Synchronization is often one of the most involved tasks to get right when building, testing, and deploying a radio system.  In this work, we look at treating synchronization as a learned attention model in a deep neural network to provide a canonical form signal for classification.  We use the same discriminative network as used in prior work and obtain slightly better classification performance.  We introduce a handful of new layers into Keras to build a domain specific set of radio transforms to supplement those used in imagery and described in this paper on Spatial Transformer Networks.


Classification is perhaps not the most interesting task to apply an attention model for synchronization.  Due to the extremely low SNR of much of the data-set, good synchronization is hard to achieve on short data samples with learned or expert synchronization metrics, and many of the learned discriminative features seem to be relatively robust to synchronization error.  We plan to revisit this attention model more in future work, potentially for other sorts of tasks for which it may be more beneficial, regardless, plotting a color-coded distribution over the density of constellation points before an after the transform on the QPSK subset of the data-set, we can definitely see some qualitative improvements in orderly signal structure.


Checkout the paper on arXiv for more details!

Convolutional Radio Modulation Recognition Networks

In an arxiv pre-publication report out today, Johnathan Corgan and I study the adaptation of convolutional neural networks to the task of modulation recognition in wireless systems.   We use a relatively simple two layer convolutional network followed by two dense layers, a much smaller network than required for tasks such as ImageNet/ILVC.

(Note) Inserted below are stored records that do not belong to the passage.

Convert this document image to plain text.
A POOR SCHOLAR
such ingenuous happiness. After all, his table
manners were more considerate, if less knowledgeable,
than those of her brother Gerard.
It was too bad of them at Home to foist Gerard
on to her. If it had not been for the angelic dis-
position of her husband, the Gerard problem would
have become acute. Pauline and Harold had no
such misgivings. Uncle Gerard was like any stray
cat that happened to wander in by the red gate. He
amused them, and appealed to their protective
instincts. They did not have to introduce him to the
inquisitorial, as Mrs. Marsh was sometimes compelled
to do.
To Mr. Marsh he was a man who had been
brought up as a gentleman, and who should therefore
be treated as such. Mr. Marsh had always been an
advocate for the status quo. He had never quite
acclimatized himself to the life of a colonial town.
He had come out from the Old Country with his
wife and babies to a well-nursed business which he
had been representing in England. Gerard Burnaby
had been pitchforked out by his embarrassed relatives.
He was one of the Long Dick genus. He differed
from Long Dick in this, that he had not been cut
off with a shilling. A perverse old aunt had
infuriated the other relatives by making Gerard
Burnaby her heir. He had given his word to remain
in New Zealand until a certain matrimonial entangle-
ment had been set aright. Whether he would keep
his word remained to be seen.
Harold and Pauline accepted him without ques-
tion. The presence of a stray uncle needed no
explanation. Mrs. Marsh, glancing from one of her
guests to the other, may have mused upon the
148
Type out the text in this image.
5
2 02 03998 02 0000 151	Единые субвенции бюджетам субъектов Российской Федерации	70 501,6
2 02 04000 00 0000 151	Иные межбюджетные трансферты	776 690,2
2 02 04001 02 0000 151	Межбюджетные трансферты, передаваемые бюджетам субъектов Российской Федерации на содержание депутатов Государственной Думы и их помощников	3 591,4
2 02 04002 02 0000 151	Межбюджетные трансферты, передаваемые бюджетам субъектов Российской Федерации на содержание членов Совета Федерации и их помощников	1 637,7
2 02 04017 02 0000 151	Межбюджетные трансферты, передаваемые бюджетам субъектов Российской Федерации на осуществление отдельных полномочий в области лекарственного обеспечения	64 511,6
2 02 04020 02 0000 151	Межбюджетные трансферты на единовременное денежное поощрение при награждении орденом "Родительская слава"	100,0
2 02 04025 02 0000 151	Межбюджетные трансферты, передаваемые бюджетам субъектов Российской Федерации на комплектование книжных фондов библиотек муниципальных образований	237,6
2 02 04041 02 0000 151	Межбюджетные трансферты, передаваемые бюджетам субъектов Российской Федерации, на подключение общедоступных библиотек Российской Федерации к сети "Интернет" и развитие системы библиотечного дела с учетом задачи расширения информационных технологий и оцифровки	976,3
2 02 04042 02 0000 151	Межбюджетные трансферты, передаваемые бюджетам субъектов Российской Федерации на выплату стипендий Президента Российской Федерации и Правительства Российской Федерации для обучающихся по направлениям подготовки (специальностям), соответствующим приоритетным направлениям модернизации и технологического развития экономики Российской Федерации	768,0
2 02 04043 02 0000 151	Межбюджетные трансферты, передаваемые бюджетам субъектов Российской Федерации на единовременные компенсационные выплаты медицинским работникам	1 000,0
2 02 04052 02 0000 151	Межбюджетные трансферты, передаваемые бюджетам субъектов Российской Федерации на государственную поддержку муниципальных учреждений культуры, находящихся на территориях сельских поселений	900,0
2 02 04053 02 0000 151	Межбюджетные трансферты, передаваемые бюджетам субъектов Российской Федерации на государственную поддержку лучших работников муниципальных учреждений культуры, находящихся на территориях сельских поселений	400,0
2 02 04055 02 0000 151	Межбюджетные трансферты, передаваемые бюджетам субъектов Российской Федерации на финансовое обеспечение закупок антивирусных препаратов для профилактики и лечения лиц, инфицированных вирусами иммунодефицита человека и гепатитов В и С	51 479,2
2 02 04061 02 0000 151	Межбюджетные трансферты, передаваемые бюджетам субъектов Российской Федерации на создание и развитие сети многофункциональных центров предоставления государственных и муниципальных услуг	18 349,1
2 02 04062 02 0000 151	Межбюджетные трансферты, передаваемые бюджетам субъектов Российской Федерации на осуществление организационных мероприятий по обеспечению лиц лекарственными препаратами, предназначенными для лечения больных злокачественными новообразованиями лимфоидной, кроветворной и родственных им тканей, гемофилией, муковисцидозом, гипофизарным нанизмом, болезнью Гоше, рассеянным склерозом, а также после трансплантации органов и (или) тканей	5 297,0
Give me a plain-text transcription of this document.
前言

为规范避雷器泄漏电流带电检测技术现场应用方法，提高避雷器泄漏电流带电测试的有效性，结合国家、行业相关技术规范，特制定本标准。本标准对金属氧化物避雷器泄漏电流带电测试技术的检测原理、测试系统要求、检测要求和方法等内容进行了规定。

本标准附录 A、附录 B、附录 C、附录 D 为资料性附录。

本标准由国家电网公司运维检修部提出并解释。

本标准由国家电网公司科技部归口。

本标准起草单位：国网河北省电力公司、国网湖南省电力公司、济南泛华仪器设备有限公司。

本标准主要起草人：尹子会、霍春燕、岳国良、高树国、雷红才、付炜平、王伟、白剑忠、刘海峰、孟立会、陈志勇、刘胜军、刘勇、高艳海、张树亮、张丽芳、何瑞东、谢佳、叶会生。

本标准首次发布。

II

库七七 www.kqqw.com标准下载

We demonstrate that blind time domain feature learning can perform extremely well at the task of modulation classification, achieving a very high accuracy rate on both clean and noisy data sets.


As we compare the classifier performance across a wide range of signal to noise ratios, we demonstrate that it outperforms a number of more traditional expert classifiers using zero-delay cumulant features by a large margin.


While this is preliminary work, we think the results are exciting and that many additional promising results will come from the marriage of software radio and deep learning fields.